HostDiskWillFillIn4h

Severity: warning.

Symptoms

  • Linear projection of node_filesystem_avail_bytes crosses zero within 4h, for 30m.

Likely causes

  1. Prometheus TSDB growth.
  2. Container logs filling /var/lib/docker.
  3. Application data growth.

Diagnostic commands

docker system df
du -sh /var/lib/docker/containers/* 2>/dev/null | sort -h | tail -10

Remediation

  • Rotate / truncate container logs: docker compose down && docker compose up -d after configuring logging.options.max-size per service.
  • Prometheus disk: drop retention temporarily (--storage.tsdb.retention.time=2d) and reload.

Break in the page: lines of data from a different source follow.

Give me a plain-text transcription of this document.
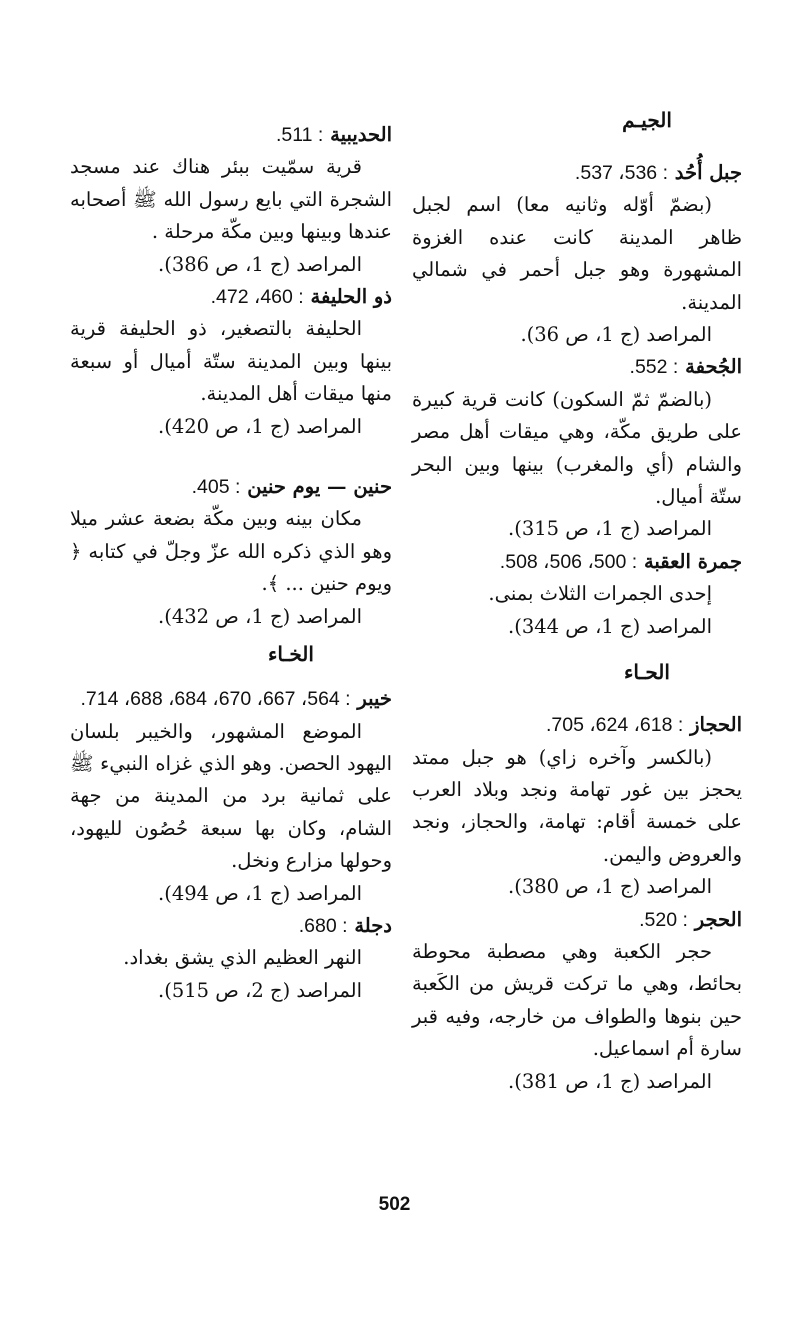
الجيـم
جبل أُحُد : 536، 537.
(بضمّ أوّله وثانيه معا) اسم لجبل ظاهر المدينة كانت عنده الغزوة المشهورة وهو جبل أحمر في شمالي المدينة.
المراصد (ج 1، ص 36).
الجُحفة : 552.
(بالضمّ ثمّ السكون) كانت قرية كبيرة على طريق مكّة، وهي ميقات أهل مصر والشام (أي والمغرب) بينها وبين البحر ستّة أميال.
المراصد (ج 1، ص 315).
جمرة العقبة : 500، 506، 508.
إحدى الجمرات الثلاث بمنى.
المراصد (ج 1، ص 344).
الحـاء
الحجاز : 618، 624، 705.
(بالكسر وآخره زاي) هو جبل ممتد يحجز بين غور تهامة ونجد وبلاد العرب على خمسة أقام: تهامة، والحجاز، ونجد والعروض واليمن.
المراصد (ج 1، ص 380).
الحجر : 520.
حجر الكعبة وهي مصطبة محوطة بحائط، وهي ما تركت قريش من الكَعبة حين بنوها والطواف من خارجه، وفيه قبر سارة أم اسماعيل.
المراصد (ج 1، ص 381).
الحديبية : 511.
قرية سمّيت ببئر هناك عند مسجد الشجرة التي بايع رسول الله ﷺ أصحابه عندها وبينها وبين مكّة مرحلة .
المراصد (ج 1، ص 386).
ذو الحليفة : 460، 472.
الحليفة بالتصغير، ذو الحليفة قرية بينها وبين المدينة ستّة أميال أو سبعة منها ميقات أهل المدينة.
المراصد (ج 1، ص 420).
حنين — يوم حنين : 405.
مكان بينه وبين مكّة بضعة عشر ميلا وهو الذي ذكره الله عزّ وجلّ في كتابه ﴿ ويوم حنين ... ﴾.
المراصد (ج 1، ص 432).
الخـاء
خيبر : 564، 667، 670، 684، 688، 714.
الموضع المشهور، والخيبر بلسان اليهود الحصن. وهو الذي غزاه النبيء ﷺ على ثمانية برد من المدينة من جهة الشام، وكان بها سبعة حُصُون لليهود، وحولها مزارع ونخل.
المراصد (ج 1، ص 494).
دجلة : 680.
النهر العظيم الذي يشق بغداد.
المراصد (ج 2، ص 515).
502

ContainerRestartingFrequently

Severity: warning.

Symptoms

  • A container restarted more than twice in 15m.

Likely causes

  1. Bad config (the container fails its healthcheck or exits non-zero on startup).
  2. OOMKill loop.
  3. Failing dependency that the entrypoint exits on.

Diagnostic commands

docker inspect --format '{{.RestartCount}} {{.State.Status}} {{.State.OOMKilled}} {{.State.Error}}' <container-id>
docker compose -f compose/docker-compose.yml logs --tail=200 <service>

Remediation

  • OOM → raise the memory limit or fix the leak.
  • Bad config → fix and redeploy.
  • Dependency → fix dependency or relax the entrypoint's exit condition.

ContainerHighMemoryUsage

Severity: warning.

Symptoms

  • Working-set memory > 90% of the configured container limit for 10m.

Likely causes

  1. Limit set too tight for actual workload.
  2. Memory leak.

Diagnostic commands

container_memory_working_set_bytes{name="<service>"} / container_spec_memory_limit_bytes{name="<service>"}

Remediation

  • Raise the limit or fix the leak — don't just raise the limit forever.
  • Confirm the limit is intentional (Compose with deploy.resources.limits.memory).